Adamsberg sonrió a la patrona, que le traía la cerveza, y buscó cómo decir «gracias». Consultó el dorso de la mano.

– Hvala -dijo, haciendo gesto de querer fumar, y Danica se sacó de la falda una cajetilla de aspecto desconocido, de la marca Morava.

– Regalo -dijo Vlad-. Pregunta por qué tienes dos relojes, de los que ninguno da la hora exacta.

– Dile que no lo sé.

– On ne zna -tradujo Vlad-. Te encuentra atractivo.

Danica volvió al despacho, donde hacía cuentas, y Adamsberg siguió con la mirada su movimiento, sus caderas anchas bajo la falda roja y gris.

– ¿Y si nunca hubiera habido un vampir? -insistió Vlad.

– Buscaría una historia de familia que conllevara represalias y castigo fatal. Un asesinato ignorado, un esposo traicionado, un hijo ilegítimo, una fortuna malversada. Vaudel-Plog era muy rico y no dejó el dinero a su hijo.

– ¿Lo ves? Busca por ahí, donde haya dinero.

– Están los cuerpos, Vlad. Despachurrados como para que ninguna parcela pueda reconstituirse. ¿Se despedazaba a los vampiros, o se limitaban a la estaca y al fuego?

– Eso lo sabrá Arandjel.

– ¿Dónde está? ¿Cuándo podré verlo?

Un breve intercambio con Danica, y Vlad volvió hacia Adamsberg un poco sorprendido.

– Al parecer, Arandjel te espera mañana para comer y hará col rellena. Sabe que has limpiado y mirado la estela, todo el mundo está al corriente. Dice que no debes jugar con eso sin saber, o morirás.

– Decías que Arandjel no creía en eso.

– O morirás -repitió Vlad, vaciando el vaso y echándose a reír a carcajadas.

33

Un caminito de tierra llevaba a la casa de Arandjel a orillas del Danubio, y los dos hombres avanzaban sin intercambiar palabra, como si un elemento intruso hubiera modificado su relación.

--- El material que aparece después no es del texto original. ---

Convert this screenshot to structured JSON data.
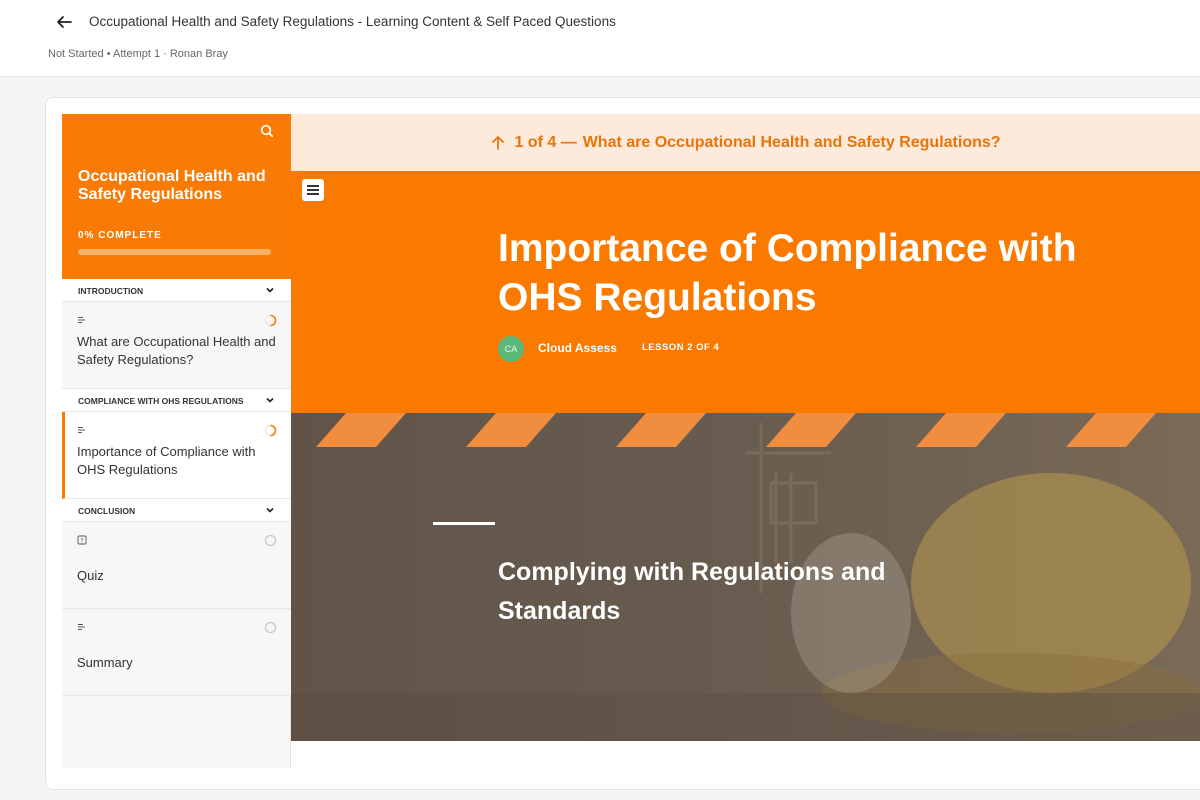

A menos que los humos vespertinos de Vladislav lo volvieran callado por la mañana. Ya hacía calor. Adamsberg balanceaba su chaqueta negra en la mano, relajado, dejando que se mitigaran los ruidos de la ciudad y la investigación en el vaho del olvido que ascendía del río y cubría la imagen feroz de Zerk, la atmósfera nerviosa de la Brigada, la amenaza capital que pesaba sobre él, la flecha disparada por la gente de arriba que no iba a tardar en alcanzar su diana. ¿Estaba todavía Dinh en cama? ¿Había conseguido atrasar la muestra? ¿Émile? ¿El perro? ¿El tipo que había pintado a su protectora en bronce? Todos atenuados en la niebla que Kisilova depositaba con suavidad en su mente.

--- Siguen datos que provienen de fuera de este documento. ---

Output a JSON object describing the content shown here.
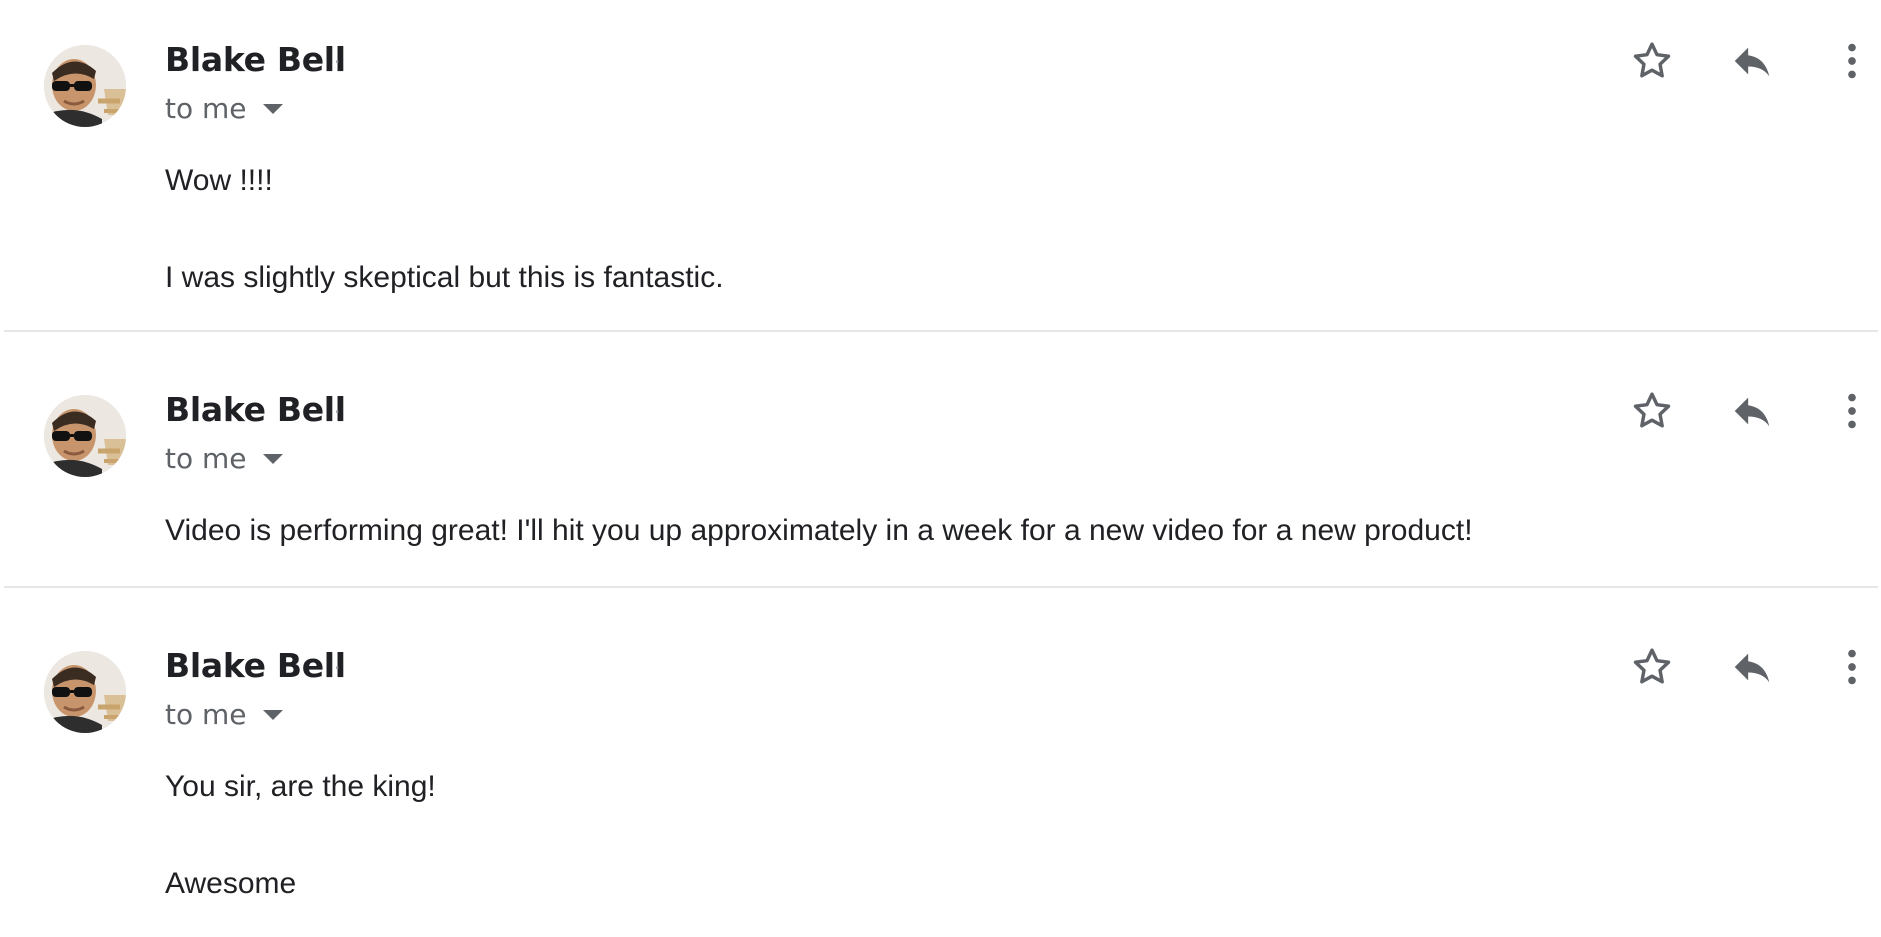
{
  "messages": [
    {
      "sender": "Blake Bell",
      "recipient": "to me",
      "body": [
        "Wow !!!!",
        "I was slightly skeptical but this is fantastic."
      ]
    },
    {
      "sender": "Blake Bell",
      "recipient": "to me",
      "body": [
        "Video is performing great! I'll hit you up approximately in a week for a new video for a new product!"
      ]
    },
    {
      "sender": "Blake Bell",
      "recipient": "to me",
      "body": [
        "You sir, are the king!",
        "Awesome"
      ]
    }
  ],
  "icons": {
    "star": "star-icon",
    "reply": "reply-icon",
    "more": "more-vert-icon",
    "recipient_caret": "caret-down-icon"
  },
  "colors": {
    "sender": "#202124",
    "secondary": "#5f6368",
    "icon": "#5f6368",
    "divider": "#e6e6e6",
    "avatar_logo": "#d7b98a"
  }
}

– Te has levantado tarde -dijo por fin Vladislav en tono contrariado.

– Sí.

– No has tomado el desayuno. Adrianus dice que siempre te levantas con el canto del gallo como un campesino, que le llevas cuatro horas de adelanto en la Brigada.

– No he oído el gallo.

– Yo creo que has oído perfectamente el gallo. Creo que te has acostado con Danica.

Adamsberg hizo unos cuantos metros en silencio.